Start with the header and numbering
Every invoice needs the word 'Invoice' clearly at the top so it cannot be mistaken for a quote or a receipt. Add a unique, sequential invoice number (for example INV-001, INV-002) and the date you issued it. Sequential numbering matters because it makes your records auditable and helps both you and your client track what has and hasn't been paid.
If you have agreed a separate due date or reference, include it here too. A purchase-order number, if your client uses them, should sit near the top where their accounts team will look for it.
Add who's billing and who's being billed
List your trading name, address and contact email, plus your company registration or tax number if you have one. Then add the client's name and billing address exactly as they need it for their records. Getting the legal entity name right avoids payment delays when the invoice reaches their finance team.

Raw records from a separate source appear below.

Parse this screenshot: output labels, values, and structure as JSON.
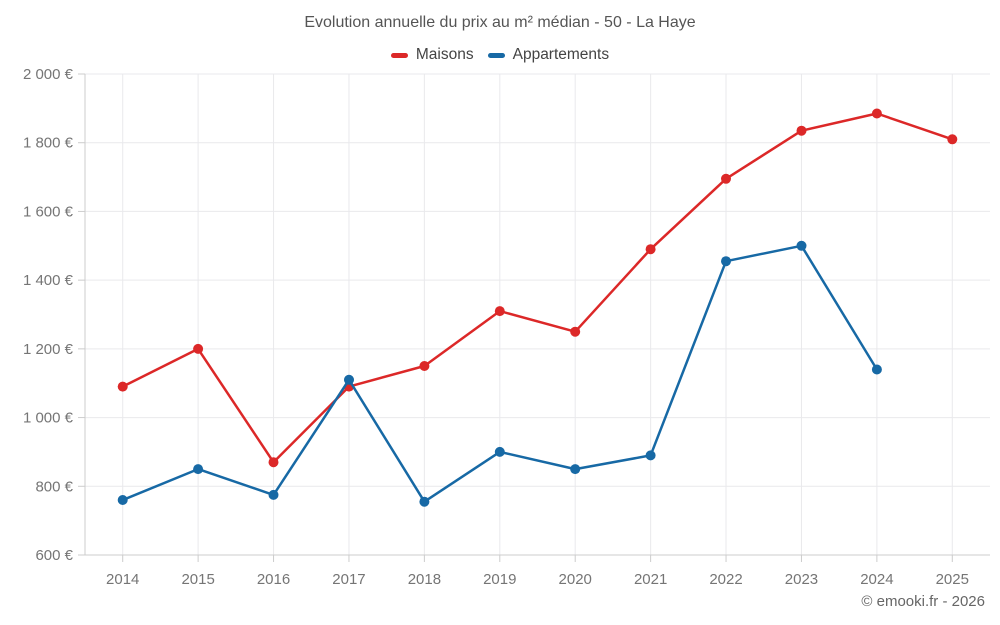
{
  "page": {
    "footer": "© emooki.fr - 2026"
  },
  "chart_data": {
    "type": "line",
    "title": "Evolution annuelle du prix au m² médian - 50 - La Haye",
    "categories": [
      "2014",
      "2015",
      "2016",
      "2017",
      "2018",
      "2019",
      "2020",
      "2021",
      "2022",
      "2023",
      "2024",
      "2025"
    ],
    "series": [
      {
        "name": "Maisons",
        "color": "#dc2828",
        "values": [
          1090,
          1200,
          870,
          1090,
          1150,
          1310,
          1250,
          1490,
          1695,
          1835,
          1885,
          1810
        ]
      },
      {
        "name": "Appartements",
        "color": "#1769a5",
        "values": [
          760,
          850,
          775,
          1110,
          755,
          900,
          850,
          890,
          1455,
          1500,
          1140,
          null
        ]
      }
    ],
    "ylabel": "",
    "xlabel": "",
    "ylim": [
      600,
      2000
    ],
    "ytick_step": 200,
    "y_unit": "€",
    "grid": true,
    "legend_position": "top",
    "colors": {
      "grid": "#e9e9ec",
      "axis": "#cccccc",
      "tick_text": "#757575"
    }
  }
}
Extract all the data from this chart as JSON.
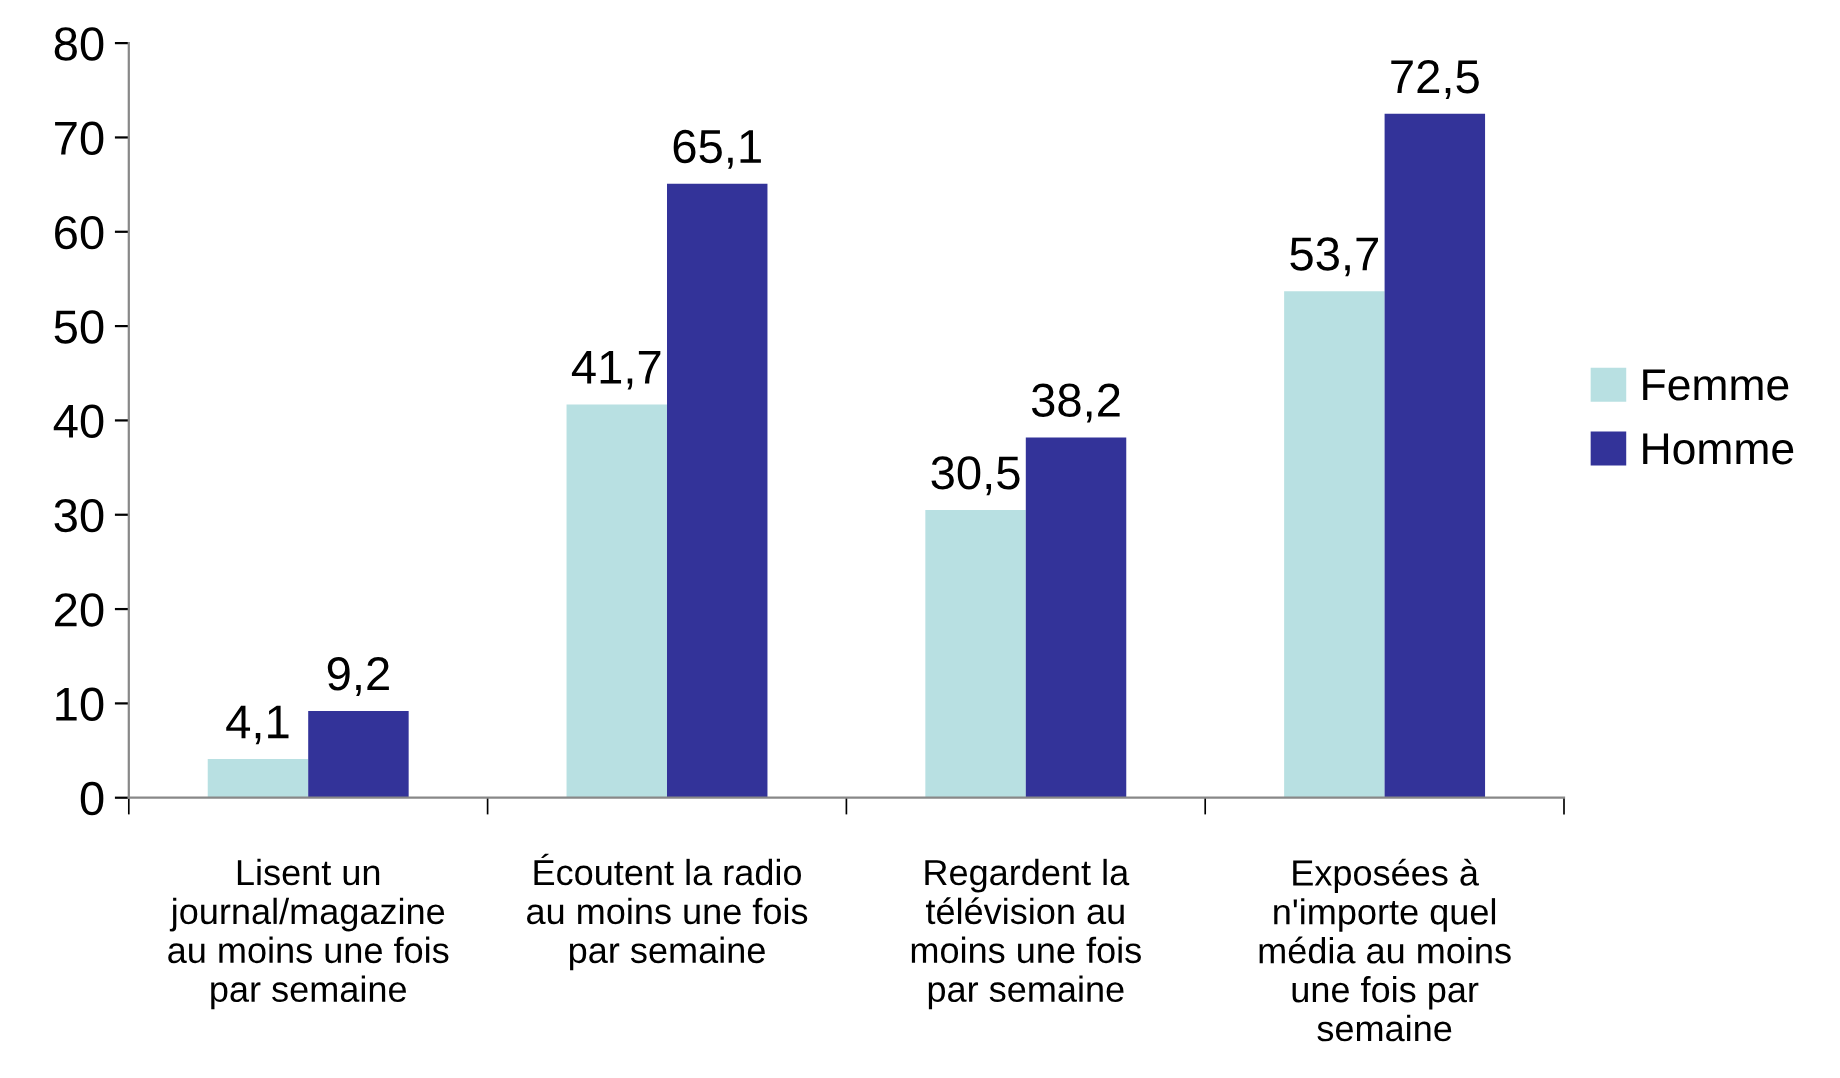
{
  "chart_data": {
    "type": "bar",
    "categories": [
      "Lisent un\njournal/magazine\nau moins une fois\npar semaine",
      "Écoutent la radio\nau moins une fois\npar semaine",
      "Regardent la\ntélévision au\nmoins une fois\npar semaine",
      "Exposées à\nn'importe quel\nmédia au moins\nune fois par\nsemaine"
    ],
    "series": [
      {
        "name": "Femme",
        "color": "#b8e0e2",
        "values": [
          4.1,
          41.7,
          30.5,
          53.7
        ],
        "value_labels": [
          "4,1",
          "41,7",
          "30,5",
          "53,7"
        ]
      },
      {
        "name": "Homme",
        "color": "#333399",
        "values": [
          9.2,
          65.1,
          38.2,
          72.5
        ],
        "value_labels": [
          "9,2",
          "65,1",
          "38,2",
          "72,5"
        ]
      }
    ],
    "ylim": [
      0,
      80
    ],
    "yticks": [
      0,
      10,
      20,
      30,
      40,
      50,
      60,
      70,
      80
    ],
    "grid": false,
    "legend": "right"
  }
}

In practice that means your business name and address, your email and phone, your VAT or tax number if you're registered, the client's business name and billing address, and a named contact if you have one.
Itemise the work, then total it
List each product or service on its own line with a short description, quantity, unit price and line total. Add a subtotal, then any tax, then the grand total. Keeping descriptions specific ('Homepage redesign — 12 hours') protects you if a client later queries the bill.
invoiceme builds this layout for you and totals each line automatically, so you can add as many items as you need and export the finished invoice as a PDF, PNG or Word file in one click.
Close with payment terms
State when payment is due (for example 'Net 14' or 'Due on receipt') and exactly how to pay — bank details, a payment link or both. Clear terms set expectations and give you something concrete to refer back to if payment runs late.
how it works
- 01
Add the header and a unique number
Put the word 'Invoice' clearly at the top, give it a unique sequential number (INV-001, INV-002) and the issue date, plus any agreed reference or PO number.
- 02
List both parties
Add your trading name, address, contact details and tax number if registered, then the client's legal name and billing address exactly as their finance team needs them.
- 03
Itemise and total the work
Give each product or service its own line with a clear description, quantity, unit price and line total, then add a subtotal, any tax, and the grand total.
- 04
Set the payment terms
State when payment is due and exactly how to pay — bank details, a payment link or both — so there's no friction or ambiguity.
frequently asked
- Do I need accounting software to write an invoice?
- No. You can write a valid invoice in a document editor or a free browser tool. The legal requirement is the information on it, not the software you used. A dedicated invoice generator just makes it faster and reduces arithmetic mistakes.
- What is the most important thing to include on an invoice?
- A unique invoice number and a clear total with payment instructions. The number makes the invoice traceable, and clear payment details remove any excuse for delay. Missing either is the most common reason invoices stall.
- Should my first invoice be number 001?
- You can start anywhere, but it should be sequential from then on. Some businesses start higher (e.g. 1001) so early clients don't see it's their first invoice. The key rule is no gaps or duplicates.